The team incorporated many current methodological gold-standards (outlined in detail in the paper), including using improved equivalent soil mass methods to more reliably calculate soil organic carbon stocks compared to traditional bulk density methods, fractionating SOC into functionally distinct pools to assess SOC persistence, and incorporating deep soil sampling to more accurately capture SOC response to grazing at-depth.
Three AMP ranches had significantly greater soil organic carbon stocks in surface soils (17 per cent greater SOC at 0–10 cm), and two had greater SOC stocks to 100 cm (32 per cent greater), compared to conventional ranches.
The largest soil organic carbon differences occurred in the mineral-associated organic matter fraction, suggesting longer-term carbon storage.
While plant community composition did not differ significantly, AMP ranches, on average, had slightly less bare ground, greater live plant cover, and two sites had 82 per cent greater perennial grass cover.
The team writes that, “Based on our intensive sampling, our results suggest that AMP grazing systems may increase soil carbon stocks in certain contexts, especially in mineral associated organic matter (MAOM) fractions that persist in soil for longer than other forms of SOC; however, it is clear that other management and ecological factors play a large role in determining SOC given that differences were not consistent.
“Since both conventional and AMP ranches contain substantial stocks of SOC, research is needed to improve our understanding of how grazing impacts SOC over time and across systems, including across different ecological conditions.”
Stanley highlighted the key takeaways. She said that while AMP ranches generally do have more soil organic carbon than their conventionally grazed counterparts, the results varied by site. AMP grazing in California was most impactful on ranches with a larger SOC deficit to start.
She said that SOC differences were most prominent in surface depths, but several AMP ranches had greater SOC all the way down to 1 metre, which she said, highlighted the importance of things like deep perennial roots.
Several AMP ranches had significantly greater mineral associated organic matter – the kind of SOC that’s typically more persistent – though this wasn’t the case everywhere.
Stanley said that, “These data suggest that AMP grazing does hold promise for SOC accrual even in California rangeland systems, which have been historically thought to be too challenging for this to work because of precipitation variability, scale, etc.

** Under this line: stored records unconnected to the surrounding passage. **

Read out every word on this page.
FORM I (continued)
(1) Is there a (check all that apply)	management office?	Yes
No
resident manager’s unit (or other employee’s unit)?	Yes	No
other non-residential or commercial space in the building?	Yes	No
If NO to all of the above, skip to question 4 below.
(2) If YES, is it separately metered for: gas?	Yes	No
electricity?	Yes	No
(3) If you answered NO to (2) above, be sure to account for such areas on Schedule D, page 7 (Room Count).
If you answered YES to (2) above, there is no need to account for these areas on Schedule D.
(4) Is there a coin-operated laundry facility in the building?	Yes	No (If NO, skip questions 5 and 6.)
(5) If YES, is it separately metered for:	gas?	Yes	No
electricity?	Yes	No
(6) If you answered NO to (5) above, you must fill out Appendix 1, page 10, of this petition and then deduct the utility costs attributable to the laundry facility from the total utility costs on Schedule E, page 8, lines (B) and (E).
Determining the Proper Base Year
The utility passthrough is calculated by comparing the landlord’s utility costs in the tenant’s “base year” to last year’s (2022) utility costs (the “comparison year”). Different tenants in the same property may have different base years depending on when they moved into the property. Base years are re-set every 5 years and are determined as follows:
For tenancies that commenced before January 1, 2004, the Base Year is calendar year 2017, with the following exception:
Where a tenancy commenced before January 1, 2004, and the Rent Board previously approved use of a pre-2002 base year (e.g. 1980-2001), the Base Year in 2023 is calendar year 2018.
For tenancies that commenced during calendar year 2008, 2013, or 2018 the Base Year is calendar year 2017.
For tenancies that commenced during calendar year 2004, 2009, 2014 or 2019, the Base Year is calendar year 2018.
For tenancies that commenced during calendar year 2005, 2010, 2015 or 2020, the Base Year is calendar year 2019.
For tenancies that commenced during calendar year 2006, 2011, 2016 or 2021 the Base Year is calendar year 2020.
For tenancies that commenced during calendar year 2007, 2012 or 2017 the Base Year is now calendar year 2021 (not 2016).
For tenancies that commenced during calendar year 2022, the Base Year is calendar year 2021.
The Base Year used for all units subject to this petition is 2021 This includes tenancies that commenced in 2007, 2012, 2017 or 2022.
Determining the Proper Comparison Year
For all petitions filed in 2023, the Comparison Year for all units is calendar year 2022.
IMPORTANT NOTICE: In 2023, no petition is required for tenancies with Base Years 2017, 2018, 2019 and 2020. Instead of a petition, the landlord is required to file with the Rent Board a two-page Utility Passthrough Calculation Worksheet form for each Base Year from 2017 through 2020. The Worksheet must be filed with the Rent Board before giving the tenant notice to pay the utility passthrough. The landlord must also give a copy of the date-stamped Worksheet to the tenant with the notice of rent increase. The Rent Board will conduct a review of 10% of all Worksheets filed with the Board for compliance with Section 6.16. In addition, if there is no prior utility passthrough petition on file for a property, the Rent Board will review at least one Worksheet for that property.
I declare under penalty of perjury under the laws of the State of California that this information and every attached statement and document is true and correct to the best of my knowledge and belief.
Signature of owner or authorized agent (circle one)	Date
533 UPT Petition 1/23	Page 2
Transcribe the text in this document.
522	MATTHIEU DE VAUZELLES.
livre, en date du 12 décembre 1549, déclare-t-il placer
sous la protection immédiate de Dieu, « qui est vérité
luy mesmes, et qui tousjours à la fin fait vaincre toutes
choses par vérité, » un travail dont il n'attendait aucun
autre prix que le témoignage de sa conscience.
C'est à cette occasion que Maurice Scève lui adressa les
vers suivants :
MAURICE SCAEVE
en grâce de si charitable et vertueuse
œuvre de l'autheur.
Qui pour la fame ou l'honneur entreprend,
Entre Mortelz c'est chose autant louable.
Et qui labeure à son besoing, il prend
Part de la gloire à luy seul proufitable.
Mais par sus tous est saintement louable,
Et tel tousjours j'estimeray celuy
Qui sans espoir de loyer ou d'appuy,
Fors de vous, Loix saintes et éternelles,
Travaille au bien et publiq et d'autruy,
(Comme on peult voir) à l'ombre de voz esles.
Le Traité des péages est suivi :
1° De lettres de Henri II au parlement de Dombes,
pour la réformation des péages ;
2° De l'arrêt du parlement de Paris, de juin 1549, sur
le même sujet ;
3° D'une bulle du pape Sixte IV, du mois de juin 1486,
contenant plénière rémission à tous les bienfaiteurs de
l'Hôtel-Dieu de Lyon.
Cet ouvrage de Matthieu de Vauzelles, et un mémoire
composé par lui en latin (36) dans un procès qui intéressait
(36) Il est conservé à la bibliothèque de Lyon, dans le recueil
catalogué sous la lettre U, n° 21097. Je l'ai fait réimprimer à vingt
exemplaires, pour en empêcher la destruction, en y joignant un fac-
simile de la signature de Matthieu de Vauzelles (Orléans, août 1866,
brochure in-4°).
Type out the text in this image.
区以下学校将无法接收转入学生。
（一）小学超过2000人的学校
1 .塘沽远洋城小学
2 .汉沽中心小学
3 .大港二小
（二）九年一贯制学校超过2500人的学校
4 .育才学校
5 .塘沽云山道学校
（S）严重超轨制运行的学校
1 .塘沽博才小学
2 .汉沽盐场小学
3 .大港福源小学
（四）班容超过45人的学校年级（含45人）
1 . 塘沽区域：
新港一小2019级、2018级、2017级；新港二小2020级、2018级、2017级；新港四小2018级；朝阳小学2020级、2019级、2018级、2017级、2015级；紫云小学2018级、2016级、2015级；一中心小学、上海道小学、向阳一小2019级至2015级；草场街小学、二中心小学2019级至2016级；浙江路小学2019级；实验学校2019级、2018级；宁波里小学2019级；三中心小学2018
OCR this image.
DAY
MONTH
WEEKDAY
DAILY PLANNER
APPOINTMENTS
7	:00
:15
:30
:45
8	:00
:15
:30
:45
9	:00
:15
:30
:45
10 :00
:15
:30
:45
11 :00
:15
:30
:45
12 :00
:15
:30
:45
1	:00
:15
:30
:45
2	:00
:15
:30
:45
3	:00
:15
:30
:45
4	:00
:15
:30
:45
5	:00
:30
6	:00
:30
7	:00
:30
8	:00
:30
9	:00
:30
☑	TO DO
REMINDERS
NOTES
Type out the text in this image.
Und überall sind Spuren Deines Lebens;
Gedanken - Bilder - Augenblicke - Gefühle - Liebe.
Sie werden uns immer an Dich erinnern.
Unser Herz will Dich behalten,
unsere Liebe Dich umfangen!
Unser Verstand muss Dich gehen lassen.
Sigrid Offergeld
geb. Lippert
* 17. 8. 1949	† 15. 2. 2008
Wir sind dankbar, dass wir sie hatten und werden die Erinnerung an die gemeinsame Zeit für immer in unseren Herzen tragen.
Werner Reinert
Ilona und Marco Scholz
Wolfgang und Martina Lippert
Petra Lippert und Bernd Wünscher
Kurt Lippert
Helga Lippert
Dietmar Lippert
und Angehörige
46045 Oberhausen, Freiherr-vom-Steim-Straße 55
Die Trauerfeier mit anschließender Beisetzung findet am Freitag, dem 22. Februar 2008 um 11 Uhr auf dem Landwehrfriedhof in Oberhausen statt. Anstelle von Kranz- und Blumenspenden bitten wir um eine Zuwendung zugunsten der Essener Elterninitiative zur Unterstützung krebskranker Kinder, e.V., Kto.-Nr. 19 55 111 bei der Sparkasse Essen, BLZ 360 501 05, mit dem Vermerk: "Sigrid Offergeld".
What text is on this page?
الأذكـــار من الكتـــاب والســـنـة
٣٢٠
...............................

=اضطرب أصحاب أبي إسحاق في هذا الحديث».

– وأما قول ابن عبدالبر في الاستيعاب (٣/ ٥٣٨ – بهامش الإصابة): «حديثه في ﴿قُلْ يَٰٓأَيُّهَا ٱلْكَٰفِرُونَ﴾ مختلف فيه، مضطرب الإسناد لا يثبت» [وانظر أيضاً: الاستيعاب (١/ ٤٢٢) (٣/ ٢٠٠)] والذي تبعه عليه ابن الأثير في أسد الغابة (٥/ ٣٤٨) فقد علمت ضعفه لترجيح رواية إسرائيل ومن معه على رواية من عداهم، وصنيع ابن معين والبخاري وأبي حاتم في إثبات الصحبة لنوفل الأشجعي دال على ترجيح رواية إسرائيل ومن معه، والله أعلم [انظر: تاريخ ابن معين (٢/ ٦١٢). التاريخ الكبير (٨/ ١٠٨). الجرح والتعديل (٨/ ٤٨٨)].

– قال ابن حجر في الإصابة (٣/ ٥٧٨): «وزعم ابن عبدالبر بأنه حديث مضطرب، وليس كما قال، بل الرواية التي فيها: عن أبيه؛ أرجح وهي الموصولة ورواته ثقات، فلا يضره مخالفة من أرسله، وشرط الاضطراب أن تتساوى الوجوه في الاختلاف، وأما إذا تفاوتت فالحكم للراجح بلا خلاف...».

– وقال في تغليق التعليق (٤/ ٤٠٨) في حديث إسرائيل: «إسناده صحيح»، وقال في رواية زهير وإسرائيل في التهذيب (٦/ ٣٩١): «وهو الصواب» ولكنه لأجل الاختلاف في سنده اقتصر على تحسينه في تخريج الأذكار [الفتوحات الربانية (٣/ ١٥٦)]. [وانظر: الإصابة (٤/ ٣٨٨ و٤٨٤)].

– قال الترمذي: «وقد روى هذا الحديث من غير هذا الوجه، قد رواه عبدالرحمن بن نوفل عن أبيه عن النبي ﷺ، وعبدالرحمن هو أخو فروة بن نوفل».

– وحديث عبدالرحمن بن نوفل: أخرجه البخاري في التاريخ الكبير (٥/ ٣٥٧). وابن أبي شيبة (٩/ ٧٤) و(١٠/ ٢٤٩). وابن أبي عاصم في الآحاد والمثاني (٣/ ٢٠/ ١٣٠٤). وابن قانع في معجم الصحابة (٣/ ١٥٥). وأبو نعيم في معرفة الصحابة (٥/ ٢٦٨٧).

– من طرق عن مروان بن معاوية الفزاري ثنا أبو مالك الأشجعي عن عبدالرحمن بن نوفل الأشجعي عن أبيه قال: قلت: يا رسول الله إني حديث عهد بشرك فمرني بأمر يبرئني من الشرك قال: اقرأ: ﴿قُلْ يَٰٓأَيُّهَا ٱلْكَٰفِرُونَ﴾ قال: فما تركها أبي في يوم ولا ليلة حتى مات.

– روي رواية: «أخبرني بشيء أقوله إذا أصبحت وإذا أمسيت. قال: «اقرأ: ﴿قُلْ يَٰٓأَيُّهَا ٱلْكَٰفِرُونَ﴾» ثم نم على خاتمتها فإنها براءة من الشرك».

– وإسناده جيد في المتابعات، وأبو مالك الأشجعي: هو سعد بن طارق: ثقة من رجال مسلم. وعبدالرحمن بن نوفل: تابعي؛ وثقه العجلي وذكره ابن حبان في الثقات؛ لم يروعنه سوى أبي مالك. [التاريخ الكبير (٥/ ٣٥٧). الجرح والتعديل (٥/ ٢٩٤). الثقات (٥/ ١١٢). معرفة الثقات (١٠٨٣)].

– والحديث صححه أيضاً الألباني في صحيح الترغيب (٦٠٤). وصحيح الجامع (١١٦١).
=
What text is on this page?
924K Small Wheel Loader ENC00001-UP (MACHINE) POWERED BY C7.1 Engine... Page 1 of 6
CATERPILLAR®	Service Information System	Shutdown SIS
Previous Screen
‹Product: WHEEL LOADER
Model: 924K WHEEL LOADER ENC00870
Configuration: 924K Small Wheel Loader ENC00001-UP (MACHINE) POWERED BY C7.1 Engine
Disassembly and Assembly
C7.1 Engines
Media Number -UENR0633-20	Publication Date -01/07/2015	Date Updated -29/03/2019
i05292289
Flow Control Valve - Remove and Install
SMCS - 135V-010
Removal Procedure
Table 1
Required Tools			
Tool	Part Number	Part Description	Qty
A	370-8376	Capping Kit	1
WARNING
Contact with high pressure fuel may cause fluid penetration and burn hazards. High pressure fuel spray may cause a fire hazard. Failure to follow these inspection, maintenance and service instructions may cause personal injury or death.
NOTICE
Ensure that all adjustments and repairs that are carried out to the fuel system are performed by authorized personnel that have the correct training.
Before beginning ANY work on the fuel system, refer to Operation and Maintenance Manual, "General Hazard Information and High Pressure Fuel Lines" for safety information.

“However, it seems like there are some site specific challenges that limit SOC accumulation from AMP grazing, such as soil texture. Interestingly, coastal vs inland didn’t seem to be a driving difference on the impact of AMP on soil organic carbon – so yes, it can work even in dry places.”
Stanley said that the work had led her to think that nitrogen dynamics could be a driving force on how AMP helps accrue soil organic carbon. She said, “AMP ranches in this study generally had more mineral associated organic matter carbon, more soil nitrogen in some fractions, and lower carbon/nitrogen ratio in the dissolved organic matter fraction – all of which are nitrogen-reliant ways of soil organic carbon accumulation.”
Stanley concluded that, “Like all work, there are limitations/caveats. This study was a point-in-time comparison, which limits our ability to ensure that differences were driven by grazing over time.”